Friday, June 25, 2010

“Ewuaso Kdong”

Our next stop that day was the Compassion center at Ewuaso Kdong. Earlier in the week, when we had visited the Compassion center in Nairobi, we thought we knew what Compassion was doing for its sponsored children. But here in the tiny village of Ewuaso Kdong, where three of our team members had children, we actually got into the guts of Compassion, some of us more so than others.

Michelle, Amanda and the Bells got to meet the children they sponsor and to commemorate the visit they each planted an avocado tree. We all split up then so that we could each go to the home of one of the children. Geoff, Cathy and I went with Michelle to the traditional Maasai home of her little boy.
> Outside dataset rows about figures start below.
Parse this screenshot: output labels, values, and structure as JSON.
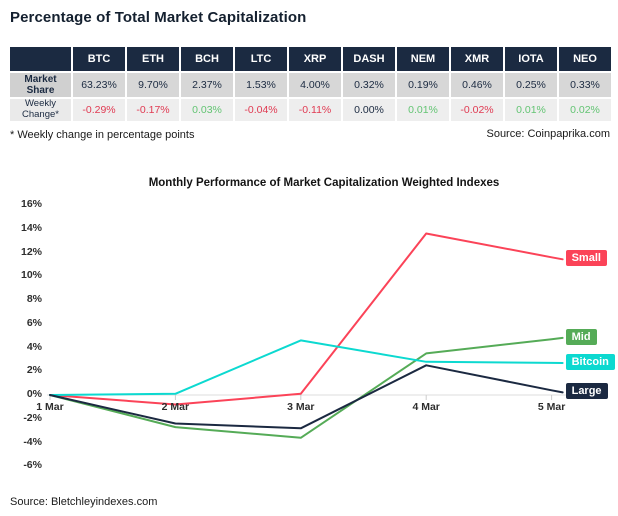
{
  "page": {
    "title": "Percentage of Total Market Capitalization",
    "footnote": "* Weekly change in percentage points",
    "table_source": "Source: Coinpaprika.com",
    "chart_source": "Source: Bletchleyindexes.com"
  },
  "table": {
    "corner_label": "",
    "columns": [
      "BTC",
      "ETH",
      "BCH",
      "LTC",
      "XRP",
      "DASH",
      "NEM",
      "XMR",
      "IOTA",
      "NEO"
    ],
    "rows": [
      {
        "label": "Market Share",
        "values": [
          "63.23%",
          "9.70%",
          "2.37%",
          "1.53%",
          "4.00%",
          "0.32%",
          "0.19%",
          "0.46%",
          "0.25%",
          "0.33%"
        ]
      },
      {
        "label": "Weekly Change*",
        "values": [
          "-0.29%",
          "-0.17%",
          "0.03%",
          "-0.04%",
          "-0.11%",
          "0.00%",
          "0.01%",
          "-0.02%",
          "0.01%",
          "0.02%"
        ]
      }
    ]
  },
  "chart_data": {
    "type": "line",
    "title": "Monthly Performance of Market Capitalization Weighted Indexes",
    "categories": [
      "1 Mar",
      "2 Mar",
      "3 Mar",
      "4 Mar",
      "5 Mar"
    ],
    "series": [
      {
        "name": "Small",
        "color": "#fb4358",
        "values": [
          0,
          -0.8,
          0.1,
          13.6,
          11.6
        ]
      },
      {
        "name": "Mid",
        "color": "#55ab57",
        "values": [
          0,
          -2.7,
          -3.6,
          3.5,
          4.7
        ]
      },
      {
        "name": "Bitcoin",
        "color": "#0cd9d0",
        "values": [
          0,
          0.1,
          4.6,
          2.8,
          2.7
        ]
      },
      {
        "name": "Large",
        "color": "#1b2941",
        "values": [
          0,
          -2.4,
          -2.8,
          2.5,
          0.4
        ]
      }
    ],
    "xlabel": "",
    "ylabel": "",
    "ylim": [
      -6,
      16
    ],
    "ytick_step": 2,
    "ytick_format": "percent",
    "grid": "zero-axis-only",
    "legend_position": "right line-end badges"
  },
  "colors": {
    "header_bg": "#1b2a41",
    "market_share_row_bg": "#d7d7d7",
    "weekly_change_row_bg": "#eeeeee",
    "negative_text": "#e03a52",
    "positive_text": "#63c473",
    "axis_line": "#dddddd",
    "tick": "#cccccc"
  }
}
The homes of the Maasai are usually within a manyatta. A manyatta is a group of small family homes surrounded by a fence made of brush piled around the perimeter. At night, the family’s herds of goats or cattle are brought within the fence for safety and to keep them from wandering off. Extended family and one man’s several wives and children live in the different small homes throughout the manyatta.

And by small home I mean a stick and mud hut somewhere around fifteen feet square.

Since they don’t have doors, to get into the home we went through a narrow opening, turned sharply in one direction and then the next, ducking the whole time as the ceiling was less than five feet high. In the tiny room we found ourselves in there was a small open fire, a few shelves for cooking gear, a bench that the four of us sat on elbow to elbow, a bed and not much else.

Our host gave us each a cup of steaming hot chai tea, which would be ok on a winter day –oh that’s right, it was winter in Kenya. Yet the temperature in this mud hut had to be close to 100 degrees. I know that you can buy chai tea all over now in the US, but I have yet to find any that is anywhere close to the chai we drank with the Maasai. Made with boiling goat’s milk and lots of sugar, it reminded me of some weird melted ice cream. The first couple sips, once it cooled off enough to drink, were really good, but it didn’t take long for it to taste just too sweet. And for me to say that, you know it had to be sweet.

Over in the home of Amanda’s Compassion girl, however, in addition to chai tea, Amanda, Val, Kari and Jon were served the next most common thing in the Maasai diet – goat meat stew. Along with whatever vegetables are available, usually potatoes and cabbage, the Maasai will throw in just about everything from the goat, including some of the internal organs. Val, lucky girl that she always is, got to have some of the guts on her plate. Of course, she didn’t know that until the little hairs, the villi from the inside of the intestine, got stuck between her teeth.

That probably still wasn’t as bad though as the raw goat kidney certain members of our team are going to encounter in a couple days.